Это была его коронная фраза. Краткое изложение философии, которая помогала ему справиться с жизнью. Он применял ее ко всему. К своей фамилии, которая ему не нравилась, и к тому факту, что у него не было кисти правой руки. Ручная граната, которая взорвалась преждевременно.
— Так уж вышло.
Несмотря на свою инвалидность, он умудрился остаться в армии.
— Что мне делать в Берлине? Сидеть у семьи на шее? Нет уж, пока голова на месте, можно найти другой выход.
Коренастая фигура. Короткие ноги. Сидит напротив тебя, а встанет — выше почти не становится.
— Когда у Господа Бога спросили, каким я стану, он ответил: „А мне что вдоль, что поперек“. Вот я таким и получился.
Сам он над собственными прибаутками не смеялся. Лишь довольно пожевывал усы, если шутка получалась удачной.
До войны — в старые добрые времена, как он это называл, — он был техником фирмы „Сименс-Шуккерт“, специалистом по токам высокого напряжения. Но теперь его туда, с одной-то рукой, уже больше не возьмут.
— Можно понять, — говорил Отто. — Кому нужен калека?
Он теперь был уже не пехотинец, а солдат санитарных войск. Санитар в форме. И добрый гений всего этого учреждения. Что было не пустым оборотом речи, а просто фактом. У Отто Буршатца было золотое сердце.
Я вдруг замечаю, что думаю о нем в прошедшем времени. С чего бы? Нет никаких оснований, почему мой друг Отто должен стать прошлым.

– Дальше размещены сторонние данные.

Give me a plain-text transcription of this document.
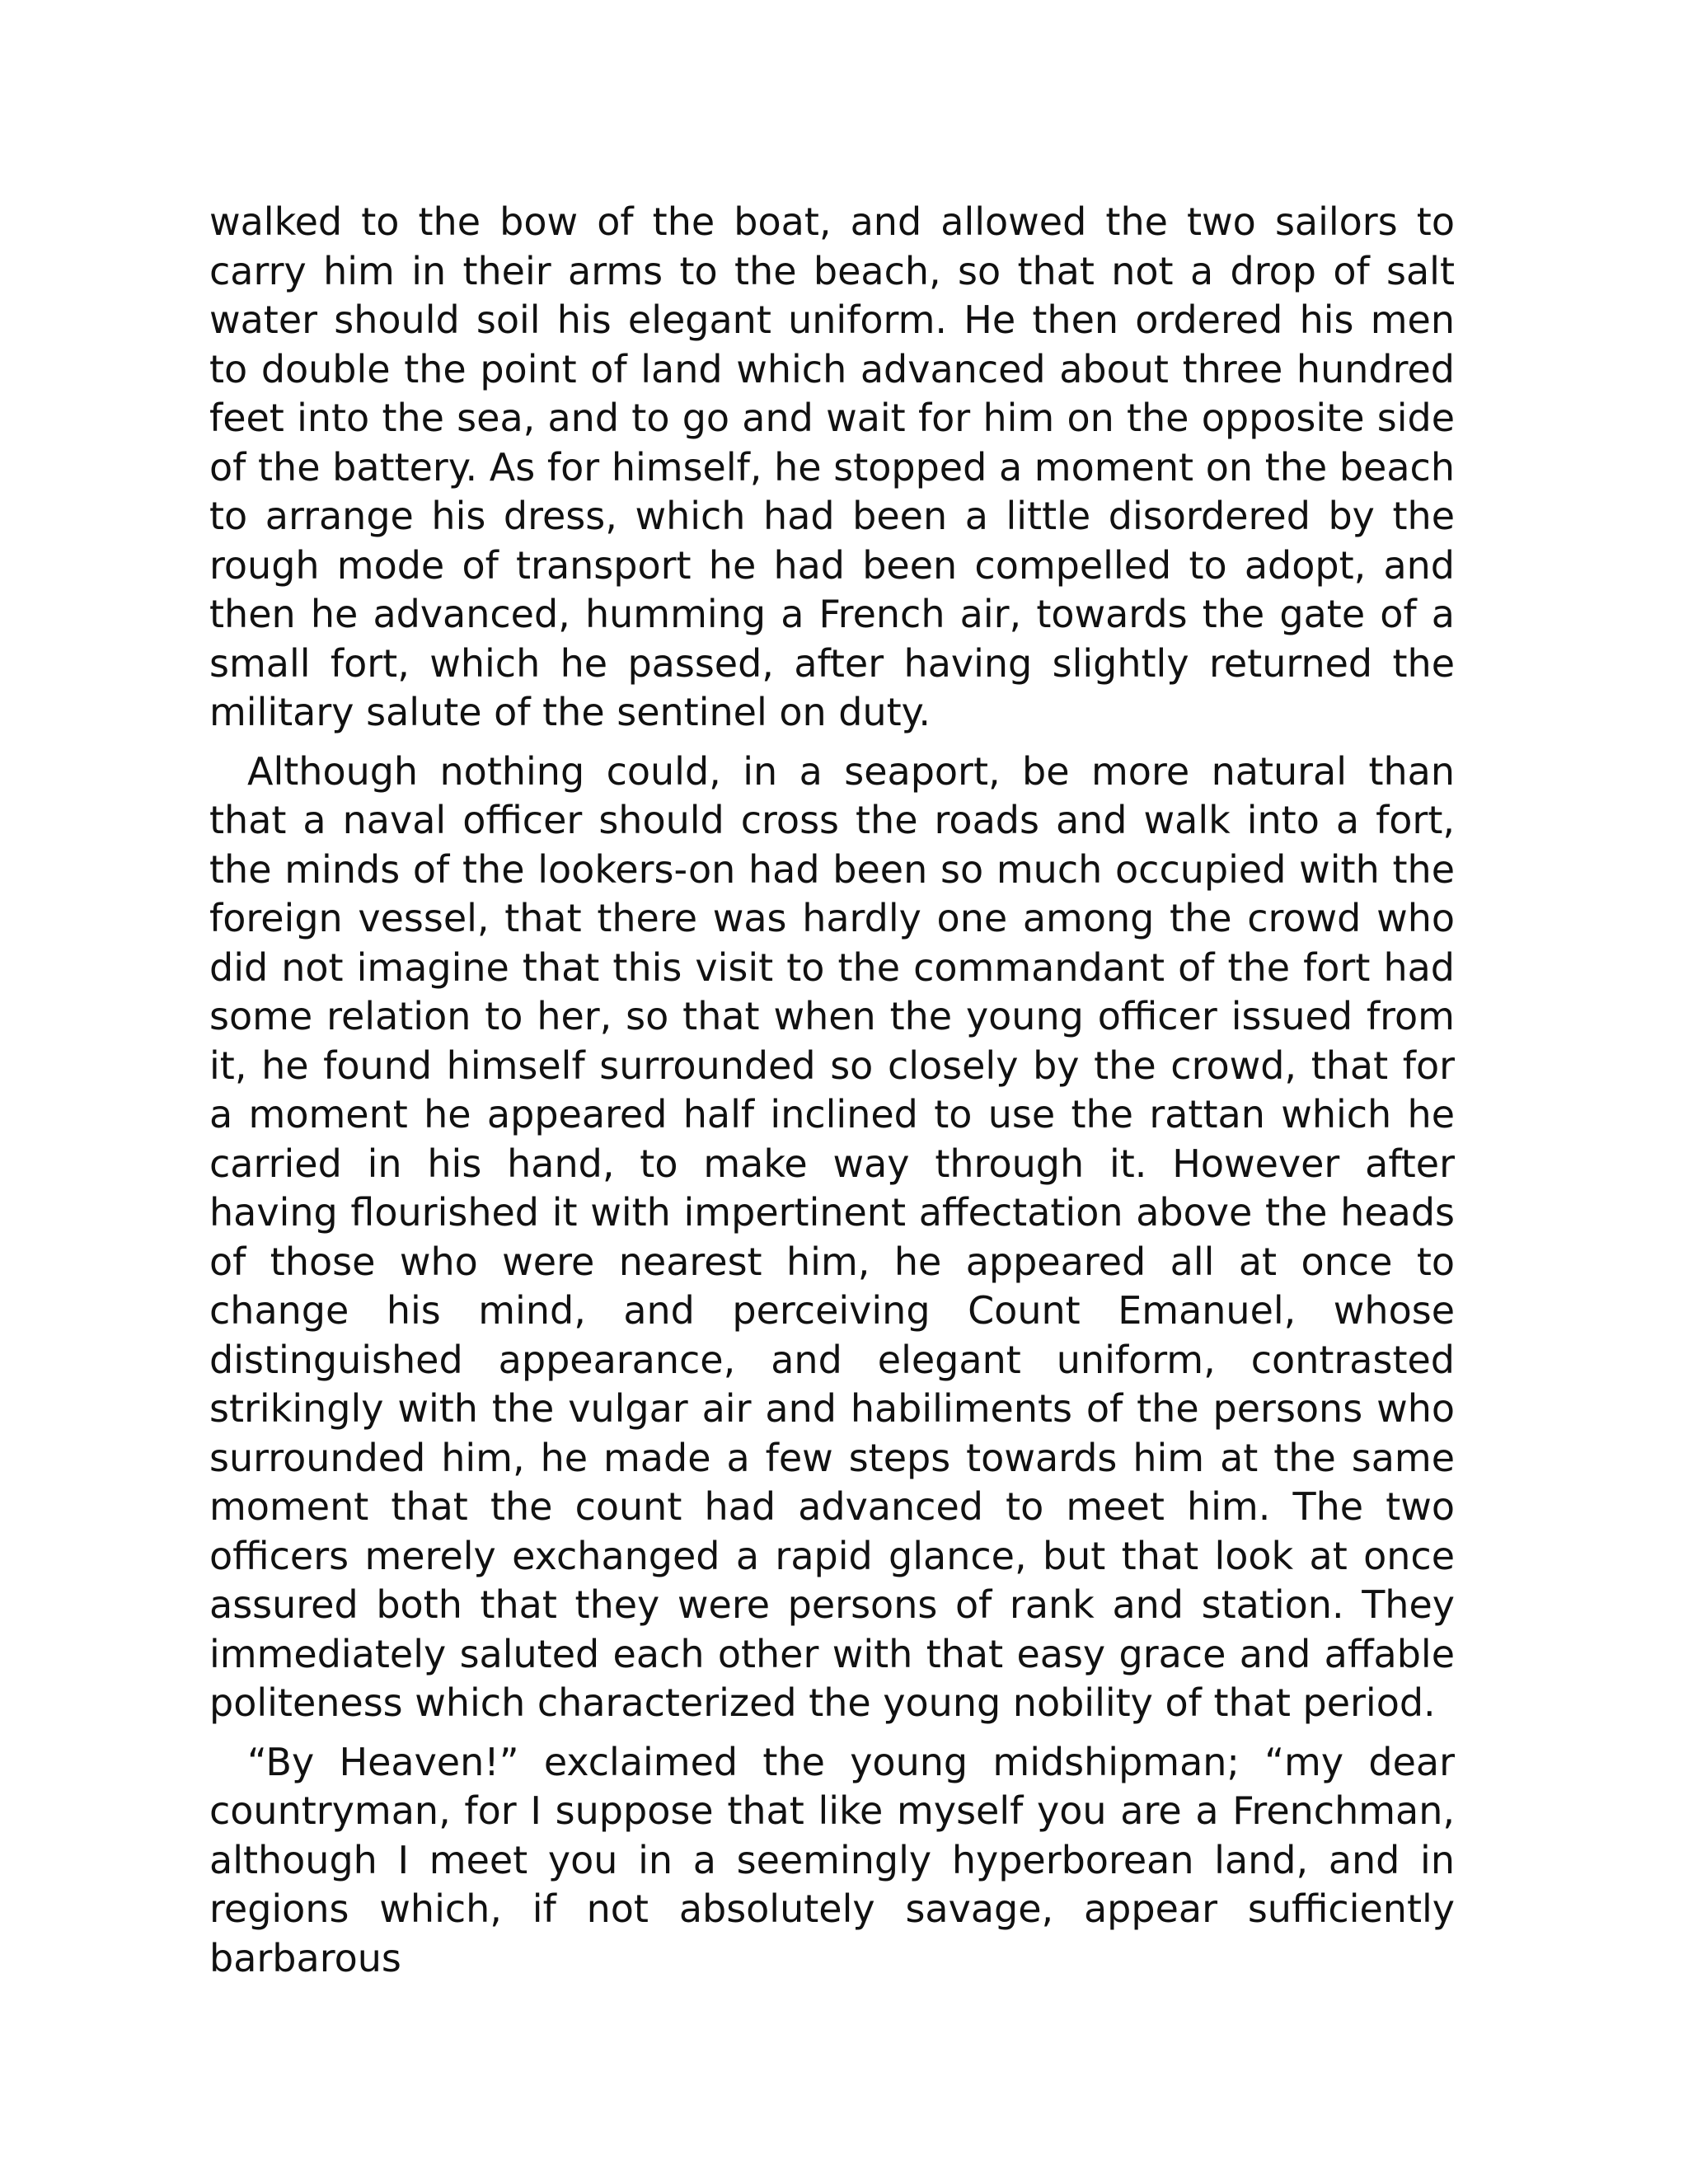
walked to the bow of the boat, and allowed the two sailors to carry him in their arms to the beach, so that not a drop of salt water should soil his elegant uniform. He then ordered his men to double the point of land which advanced about three hundred feet into the sea, and to go and wait for him on the opposite side of the battery. As for himself, he stopped a moment on the beach to arrange his dress, which had been a little disordered by the rough mode of transport he had been compelled to adopt, and then he advanced, humming a French air, towards the gate of a small fort, which he passed, after having slightly returned the military salute of the sentinel on duty.

Although nothing could, in a seaport, be more natural than that a naval officer should cross the roads and walk into a fort, the minds of the lookers-on had been so much occupied with the foreign vessel, that there was hardly one among the crowd who did not imagine that this visit to the commandant of the fort had some relation to her, so that when the young officer issued from it, he found himself surrounded so closely by the crowd, that for a moment he appeared half inclined to use the rattan which he carried in his hand, to make way through it. However after having flourished it with impertinent affectation above the heads of those who were nearest him, he appeared all at once to change his mind, and perceiving Count Emanuel, whose distinguished appearance, and elegant uniform, contrasted strikingly with the vulgar air and habiliments of the persons who surrounded him, he made a few steps towards him at the same moment that the count had advanced to meet him. The two officers merely exchanged a rapid glance, but that look at once assured both that they were persons of rank and station. They immediately saluted each other with that easy grace and affable politeness which characterized the young nobility of that period.

“By Heaven!” exclaimed the young midshipman; “my dear countryman, for I suppose that like myself you are a Frenchman, although I meet you in a seemingly hyperborean land, and in regions which, if not absolutely savage, appear sufficiently barbarous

Когда он заявился к нам в Амстердаме — „А что, мне надо ни с того ни с сего начать делать вид, что вас не знаю? У меня же мозги не залиты этим коричневым соусом!“ — вместо цветов он принес букет красиво связанных колбас. Я до сих пор помню их запах.
— Вы ангел, — сказала Ольга.
Ангел с пушистыми усами и хитрой мордой.
— Наш майор, — это была одна из его присказок, — наш майор — медицинский уникум. У него в алкоголе уже почти не содержится крови, а он все еще держится на ногах. Только если введут карточки на шнапс, тогда война перестанет доставлять ему удовольствие.
Сам Отто предпочитал пиво.
— Хотя то, что варят в последнее время, — просто какая-то моча с пеной. Но после трех лет беспрерывных побед ожидать лучшего не приходится. Так уж вышло.
Он был — нет, черт возьми, он есть — мастер метких формулировок. „Административным путем пойдешь — в трясину попадешь“. Мудрость, которую следовало бы высечь на фасадах всех административных учреждений. У нас были специальные бланки, чтобы заказывать протезы для пациентов. С точными указаниями, как обмерить культю и как записать данные обмера. Все организовано в лучшем виде. Вот только они не успевали выполнять эти заказы. У нас лежали люди, ожидавшие искусственную ногу уже больше года.